Another difference is that 00 flour is made from durum wheat, while all-purpose flour is not. This means that all-purpose flour creates stretchier gluten strands and will tend towards producing a chewy pizza base, rather than a crispy one.
Perhaps the most obvious difference is that all purpose flour lacks the super-fine texture from which 00 flour gets its name. This will make rolling or stretching your dough more difficult, so you’ll need to be extra careful to avoid tearing.

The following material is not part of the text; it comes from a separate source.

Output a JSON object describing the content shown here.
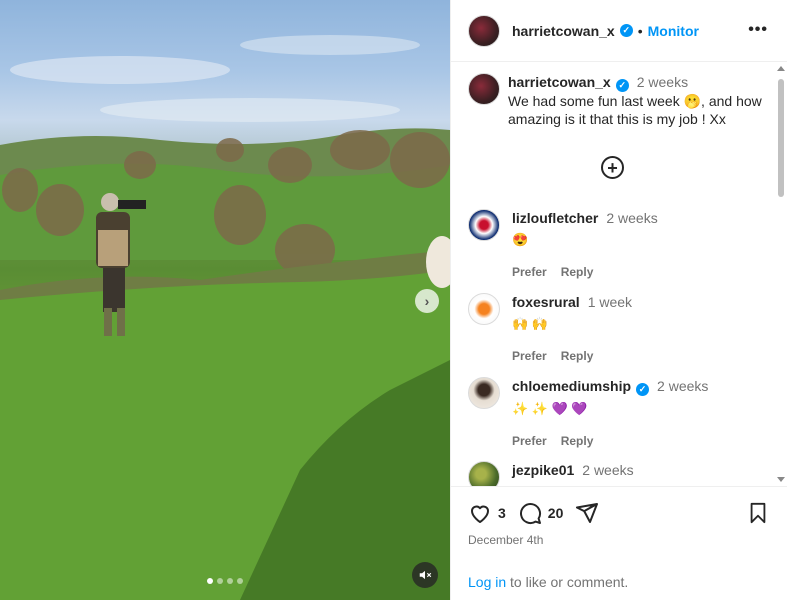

The final difference is that the fineness of 00 flour means that it absorbs water much more readily than other flours, so you’ll likely need less water to get your dough to the required consistency. If you have a pizza or pasta recipe that specifies all-purpose flour and you want to upgrade to 00 flour, add the water very slowly and stop when the dough reaches the desired consistency - you’ll probably find you need less than you thought.
Alternatives to 00 flour
There is no flour that can entirely replicate the qualities of 00 flour, and as we’ve already mentioned, a pizza base made with a different flour will be more prone to tearing and is likely to be a little more chewy and a little less crispy. That said, you can still make a pretty decent pizza base using a white flour with a similar protein content.
Bread flour is a good match here, with a typical protein content of around 11 to 13%, or even a stronger all-purpose flour. Avoid low protein flours like cake or pastry flour. If you do decide to use an alternative, you need to remember that 00 flour absorbs more water than other flours, so you may need a little more water than the recipe calls for.